Representing Gillings Planning, on behalf of Kier Construction, Laura Archer said the new three-storey modern building would have good soundproofing, a lower carbon footprint and leave more land for playing fields which are needed “more than ever” for children.

The second application was the siting of a four-storey, flat-roofed, temporary mobile classroom block 60m wide, 32m deep and 13.8m high which will stand on the existing hard-surfaced sports pitch. 

The 59-classroom complex will cater for various subjects, a learning resources centre, a sixth form, a common room and servery, a variety of preparation areas, stores and offices, a plant room, server room, toilets, accessible toilets, cleaners’ cupboards and stairwells.

Gillings Planning’s director Daniel Wiseman said: ”It’s fair to say that the temporary classrooms are not the most attractive of features but they are absolutely essential.

“Trying to keep the site operational, safe and under construction is a challenge.

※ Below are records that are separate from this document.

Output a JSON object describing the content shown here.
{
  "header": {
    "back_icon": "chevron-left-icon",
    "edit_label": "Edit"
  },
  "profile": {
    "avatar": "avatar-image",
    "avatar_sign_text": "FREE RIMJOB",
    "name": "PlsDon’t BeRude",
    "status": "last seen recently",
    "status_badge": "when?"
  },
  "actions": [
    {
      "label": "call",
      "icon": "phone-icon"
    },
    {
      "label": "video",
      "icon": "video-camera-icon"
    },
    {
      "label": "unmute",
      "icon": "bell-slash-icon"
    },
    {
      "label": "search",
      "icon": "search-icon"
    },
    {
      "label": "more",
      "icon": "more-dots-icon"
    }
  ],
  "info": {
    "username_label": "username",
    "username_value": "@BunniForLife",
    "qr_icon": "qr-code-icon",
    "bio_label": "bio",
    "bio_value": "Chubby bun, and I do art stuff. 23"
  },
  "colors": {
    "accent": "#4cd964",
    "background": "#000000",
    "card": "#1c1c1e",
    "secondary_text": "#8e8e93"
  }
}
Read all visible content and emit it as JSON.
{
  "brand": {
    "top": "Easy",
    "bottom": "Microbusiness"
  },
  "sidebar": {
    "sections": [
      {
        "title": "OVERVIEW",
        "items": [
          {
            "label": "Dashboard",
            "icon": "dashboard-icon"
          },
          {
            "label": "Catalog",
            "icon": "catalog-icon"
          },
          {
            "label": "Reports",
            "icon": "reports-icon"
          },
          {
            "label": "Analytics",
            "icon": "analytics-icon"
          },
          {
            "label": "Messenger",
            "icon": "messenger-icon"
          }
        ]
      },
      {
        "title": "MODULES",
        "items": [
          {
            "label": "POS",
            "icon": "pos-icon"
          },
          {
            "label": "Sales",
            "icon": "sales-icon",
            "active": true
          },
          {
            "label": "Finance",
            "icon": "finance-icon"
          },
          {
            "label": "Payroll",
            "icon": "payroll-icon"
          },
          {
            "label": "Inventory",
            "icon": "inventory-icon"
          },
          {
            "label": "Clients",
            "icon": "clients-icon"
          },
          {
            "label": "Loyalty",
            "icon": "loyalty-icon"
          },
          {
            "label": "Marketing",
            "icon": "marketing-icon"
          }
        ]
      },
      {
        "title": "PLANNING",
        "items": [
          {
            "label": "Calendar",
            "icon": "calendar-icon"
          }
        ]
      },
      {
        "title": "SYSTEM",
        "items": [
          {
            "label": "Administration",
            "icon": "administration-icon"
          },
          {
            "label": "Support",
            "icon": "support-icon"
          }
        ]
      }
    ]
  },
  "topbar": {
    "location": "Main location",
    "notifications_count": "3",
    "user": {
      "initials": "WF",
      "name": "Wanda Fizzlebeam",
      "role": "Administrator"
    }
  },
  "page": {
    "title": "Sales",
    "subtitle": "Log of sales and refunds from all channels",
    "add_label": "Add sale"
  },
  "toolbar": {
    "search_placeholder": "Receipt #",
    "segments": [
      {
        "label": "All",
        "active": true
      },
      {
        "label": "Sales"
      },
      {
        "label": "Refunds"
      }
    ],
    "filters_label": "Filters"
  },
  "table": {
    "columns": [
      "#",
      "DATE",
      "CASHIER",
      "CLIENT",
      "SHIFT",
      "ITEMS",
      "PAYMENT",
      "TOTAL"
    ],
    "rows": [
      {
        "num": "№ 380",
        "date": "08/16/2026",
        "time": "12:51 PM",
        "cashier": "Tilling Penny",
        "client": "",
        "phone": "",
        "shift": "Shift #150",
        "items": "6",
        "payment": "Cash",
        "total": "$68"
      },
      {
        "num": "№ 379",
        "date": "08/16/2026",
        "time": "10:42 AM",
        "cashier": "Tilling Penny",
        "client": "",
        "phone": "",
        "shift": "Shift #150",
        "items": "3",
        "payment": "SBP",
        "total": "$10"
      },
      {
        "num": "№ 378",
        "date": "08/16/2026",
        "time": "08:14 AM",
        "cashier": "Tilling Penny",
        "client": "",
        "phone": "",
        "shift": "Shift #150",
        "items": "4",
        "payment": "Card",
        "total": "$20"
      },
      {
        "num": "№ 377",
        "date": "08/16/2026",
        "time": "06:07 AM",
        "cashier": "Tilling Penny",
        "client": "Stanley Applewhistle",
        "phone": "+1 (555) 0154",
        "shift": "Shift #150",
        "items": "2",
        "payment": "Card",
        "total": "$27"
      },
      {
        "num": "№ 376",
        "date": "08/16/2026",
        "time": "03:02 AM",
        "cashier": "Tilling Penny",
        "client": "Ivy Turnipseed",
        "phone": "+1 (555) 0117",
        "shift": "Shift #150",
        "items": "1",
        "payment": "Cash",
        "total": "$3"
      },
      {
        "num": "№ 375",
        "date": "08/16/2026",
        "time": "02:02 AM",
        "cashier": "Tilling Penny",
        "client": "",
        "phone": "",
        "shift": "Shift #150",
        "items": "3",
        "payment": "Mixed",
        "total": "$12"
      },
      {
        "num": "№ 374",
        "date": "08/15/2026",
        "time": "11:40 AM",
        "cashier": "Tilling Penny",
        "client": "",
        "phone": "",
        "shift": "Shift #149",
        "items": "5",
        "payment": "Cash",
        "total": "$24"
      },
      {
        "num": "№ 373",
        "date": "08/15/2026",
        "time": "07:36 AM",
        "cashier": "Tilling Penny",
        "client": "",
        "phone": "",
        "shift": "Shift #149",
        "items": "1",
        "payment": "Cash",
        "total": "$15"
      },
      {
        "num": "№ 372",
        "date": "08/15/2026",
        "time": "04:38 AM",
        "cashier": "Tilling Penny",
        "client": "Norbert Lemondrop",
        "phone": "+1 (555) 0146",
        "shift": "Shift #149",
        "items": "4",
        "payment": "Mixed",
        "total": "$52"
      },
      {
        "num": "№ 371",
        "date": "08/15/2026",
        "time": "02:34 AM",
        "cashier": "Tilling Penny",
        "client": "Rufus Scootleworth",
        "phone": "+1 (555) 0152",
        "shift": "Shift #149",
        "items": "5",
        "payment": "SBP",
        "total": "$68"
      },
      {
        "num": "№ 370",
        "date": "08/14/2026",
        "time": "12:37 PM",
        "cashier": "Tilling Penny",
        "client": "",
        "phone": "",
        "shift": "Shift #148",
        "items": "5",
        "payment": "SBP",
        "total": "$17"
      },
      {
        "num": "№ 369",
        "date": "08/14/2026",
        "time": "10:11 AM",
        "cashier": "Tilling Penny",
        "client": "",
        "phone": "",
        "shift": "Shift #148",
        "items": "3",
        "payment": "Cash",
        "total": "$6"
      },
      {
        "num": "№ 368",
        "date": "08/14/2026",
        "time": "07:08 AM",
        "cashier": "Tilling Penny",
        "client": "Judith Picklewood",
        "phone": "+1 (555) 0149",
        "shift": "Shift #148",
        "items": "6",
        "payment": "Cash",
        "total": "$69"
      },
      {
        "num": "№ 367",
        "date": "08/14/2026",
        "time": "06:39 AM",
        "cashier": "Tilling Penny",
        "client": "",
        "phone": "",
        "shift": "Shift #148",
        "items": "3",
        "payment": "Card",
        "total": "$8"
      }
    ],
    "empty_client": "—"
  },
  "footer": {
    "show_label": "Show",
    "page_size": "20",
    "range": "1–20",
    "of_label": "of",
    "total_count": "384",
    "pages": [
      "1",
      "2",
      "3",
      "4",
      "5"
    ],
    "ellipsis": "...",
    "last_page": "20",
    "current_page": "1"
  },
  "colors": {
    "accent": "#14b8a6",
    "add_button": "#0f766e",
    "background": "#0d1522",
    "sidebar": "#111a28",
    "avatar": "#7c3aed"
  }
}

Factoring in space for science experiments to a kiln means a four-storey classroom.”

Councillor Stephen Hammond (Lib Dems, Bridgemary), along with Cllr Earle, likened it to the Bibby Stockholm barge in Weymouth that is currently housing asylum seekers.

In terms of timeframe, Mr Wiseman said it would take two years to complete the new buildings. The programme is long with periods of time that are very compressed where a lot of construction will be carried out during school holidays.

Councillor Earle was surprised that there were only two electric charging points for cars planned. But Mr Wiseman said that’s what the school requested and ducting would be put in place in case more are needed in the future.

The councillors also raised concerns about local residents not being kept informed. Councillor Kevin Casey (Lib Dems, Alverstoke) urged a further leaflet drop to people living opposite the school, to let them know what was going on, as they were concerned about the impact of works on themselves. Mr Wiseman said emails had been sent out previously.

Cllr Hammond suggested that information posters be placed on the boundary site to help tell people what is going on who are not residents and have not been leaflet dropped.